About the Editors

Subhra Priyadarshini, Chief Editor
Subhra Priyadarshini is a science journalist of over 25 years. She launched Nature India in 2008 after a decade-long stint in mainstream Indian media. Subhra has a bachelor’s degree in zoology from the Odisha University of Agriculture Technology, and majored in Personnel Management and Industrial Relations from Utkal University, Bhubaneswar, India. She is also a post graduate from the Indian Institute of Mass Communication and studied print journalism at the University of Westminster, London. Subhra has worked as a journalist with major Indian dailies The Times of India, The Indian Express, The Asian Age, The Telegraph, India’s premier news agency Press Trust of India and Down To Earth magazine. She worked briefly for the Observer, London.

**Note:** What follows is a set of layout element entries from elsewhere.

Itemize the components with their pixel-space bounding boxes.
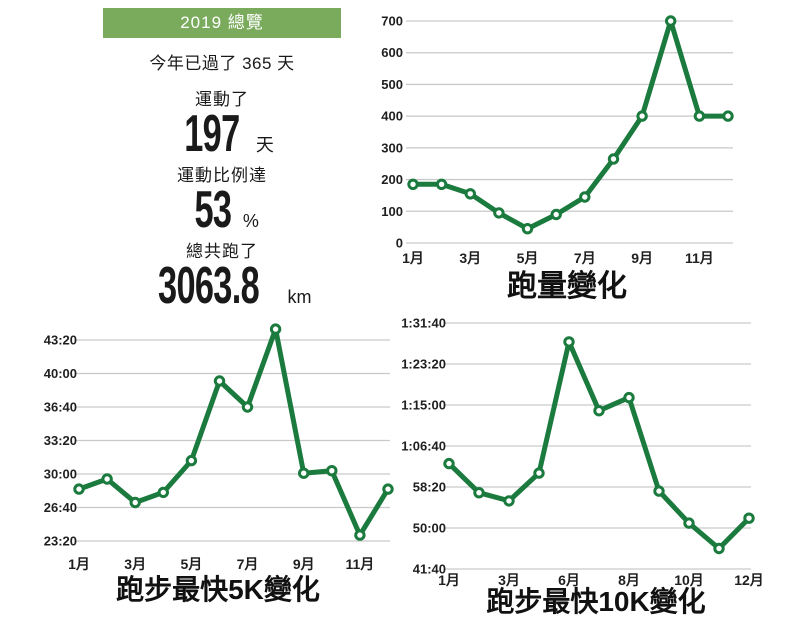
data-point	[464, 188, 477, 200]
x-tick-label: 11月	[346, 556, 375, 572]
stat-value-exercised-days: 197 天	[42, 105, 402, 163]
running-volume-chart-title: 跑量變化	[507, 270, 627, 303]
year-banner: 2019 總覽	[103, 8, 341, 38]
data-point	[73, 483, 85, 495]
y-tick-label: 23:20	[44, 534, 77, 549]
data-point	[157, 486, 170, 499]
data-point	[693, 110, 706, 122]
fastest-10k-chart-title: 跑步最快10K變化	[486, 586, 706, 617]
y-tick-label: 1:06:40	[401, 439, 446, 454]
y-tick-label: 33:20	[44, 433, 77, 448]
x-tick-label: 1月	[438, 572, 460, 588]
x-tick-label: 5月	[180, 556, 202, 572]
data-line	[446, 339, 752, 551]
x-tick-label: 7月	[237, 556, 259, 572]
stat-value-exercise-ratio: 53%	[42, 181, 402, 239]
days-elapsed-text: 今年已過了 365 天	[149, 54, 295, 73]
exercise-ratio-number: 53	[194, 181, 233, 239]
data-point	[503, 495, 515, 507]
exercised-days-number: 197	[184, 105, 240, 163]
y-tick-label: 0	[396, 236, 403, 251]
y-tick-label: 1:23:20	[401, 357, 446, 372]
x-tick-label: 3月	[124, 556, 146, 572]
fastest-5k-chart-title: 跑步最快5K變化	[116, 574, 320, 605]
data-point	[129, 496, 141, 509]
x-tick-label: 6月	[558, 572, 580, 588]
data-point	[407, 178, 419, 191]
data-point	[269, 323, 282, 335]
x-tick-label: 3月	[498, 572, 520, 588]
stat-label-exercised-days: 運動了	[195, 90, 249, 109]
data-point	[382, 483, 394, 495]
data-point	[665, 15, 677, 27]
data-point	[326, 465, 338, 477]
data-point	[653, 485, 665, 497]
data-point	[493, 207, 505, 219]
data-point	[185, 454, 198, 467]
data-line	[76, 326, 391, 538]
summary-panel: 2019 總覽 今年已過了 365 天 運動了 197 天 運動比例達 53% 總…	[42, 8, 402, 315]
data-point	[241, 401, 254, 413]
fastest-10k-chart: 41:40 50:00 58:20 1:06:40 1:15:00 1:23:20 1:31…	[401, 316, 764, 589]
x-tick-label: 1月	[68, 556, 90, 572]
y-tick-label: 100	[381, 204, 403, 219]
data-point	[521, 223, 534, 235]
fastest-5k-chart: 23:20 26:40 30:00 33:20 36:40 40:00 43:20 1月 3月 5…	[44, 323, 394, 572]
stat-label-total-distance: 總共跑了	[186, 242, 258, 261]
y-tick-label: 58:20	[413, 480, 446, 495]
data-point	[101, 473, 113, 485]
x-tick-label: 8月	[618, 572, 640, 588]
exercised-days-unit: 天	[255, 135, 274, 155]
y-tick-label: 200	[381, 172, 403, 187]
data-point	[743, 512, 755, 524]
y-tick-label: 36:40	[44, 400, 77, 415]
x-tick-label: 10月	[674, 572, 704, 588]
data-point	[473, 487, 485, 499]
y-tick-label: 700	[381, 14, 403, 29]
x-tick-label: 5月	[517, 250, 539, 266]
y-tick-label: 26:40	[44, 500, 77, 515]
data-point	[579, 191, 591, 203]
stat-value-total-distance: 3063.8 km	[42, 257, 402, 315]
data-point	[354, 529, 366, 541]
data-point	[435, 178, 448, 191]
total-distance-unit: km	[287, 287, 312, 307]
y-tick-label: 1:31:40	[401, 316, 446, 331]
data-point	[683, 517, 695, 529]
x-tick-label: 7月	[574, 250, 596, 266]
data-point	[713, 542, 725, 555]
stat-label-exercise-ratio: 運動比例達	[177, 166, 267, 185]
data-point	[298, 467, 310, 479]
x-tick-label: 9月	[293, 556, 315, 572]
y-tick-label: 40:00	[44, 366, 77, 381]
x-tick-label: 3月	[459, 250, 481, 266]
x-tick-label: 9月	[631, 250, 653, 266]
data-point	[533, 467, 545, 479]
y-tick-label: 300	[381, 140, 403, 155]
data-point	[607, 153, 620, 165]
data-point	[623, 391, 635, 404]
x-tick-label: 1月	[402, 250, 424, 266]
y-tick-label: 400	[381, 109, 403, 124]
y-tick-label: 43:20	[44, 333, 77, 348]
y-tick-label: 1:15:00	[401, 398, 446, 413]
y-tick-label: 30:00	[44, 467, 77, 482]
y-tick-label: 41:40	[413, 562, 446, 577]
data-point	[213, 375, 226, 387]
y-tick-label: 600	[381, 45, 403, 60]
y-tick-label: 50:00	[413, 521, 446, 536]
y-tick-label: 500	[381, 77, 403, 92]
data-point	[593, 405, 605, 417]
total-distance-number: 3063.8	[158, 257, 260, 315]
exercise-ratio-unit: %	[242, 211, 259, 231]
data-point	[722, 110, 734, 122]
x-tick-label: 12月	[734, 572, 764, 588]
x-tick-label: 11月	[685, 250, 714, 266]
data-point	[443, 457, 455, 470]
running-volume-chart: 0 100 200 300 400 500 600 700 1月 3月 5月 7月 9月 11月	[381, 14, 734, 266]
data-point	[563, 336, 575, 348]
data-point	[550, 208, 562, 221]
data-point	[636, 110, 648, 122]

Subhra has been a British Chevening scholar, a Robert Bosch fellow, an IREX-UNESCO fellow and a Kavli Prize Media Scholarship awardee. Subhra received the BBC World Service Trust award for her coverage of the ‘Vanishing Islands of Sunderbans’ in the Bay of Bengal and the PANOS South Asia Media Excellence Award for her incisive coverage of climate change issues. She won acclaim in India for her coverage of the Orissa super cyclone in 1999 and the Indian Ocean tsunami in 2004.
Subhra is a Board Director of the World Conference of Science Journalists and the founding President of the Science Journalists Association of India. She is a member of many national and international committees on science communication, science policy, environment and health. Through Nature India’s many workshops and outreach activities, Subhra trains scientists, healthcare professionals and journalists in science and health communication.

Sahana Ghosh, Associate Editor
Sahana is an award-winning Indian journalist with an eye on science and the environment. At Nature India, she contributes to editorial strategy and function.
She is a co-founder and secretary of the Science Journalists Association of India. She co-leads Bay Bridges, a science communication project on the Bay of Bengal delta. She is a member of the inaugural Oxford Climate Journalism Network and, in 2021, was named one of 16 Women Restoring the Earth by the Global Landscapes Forum.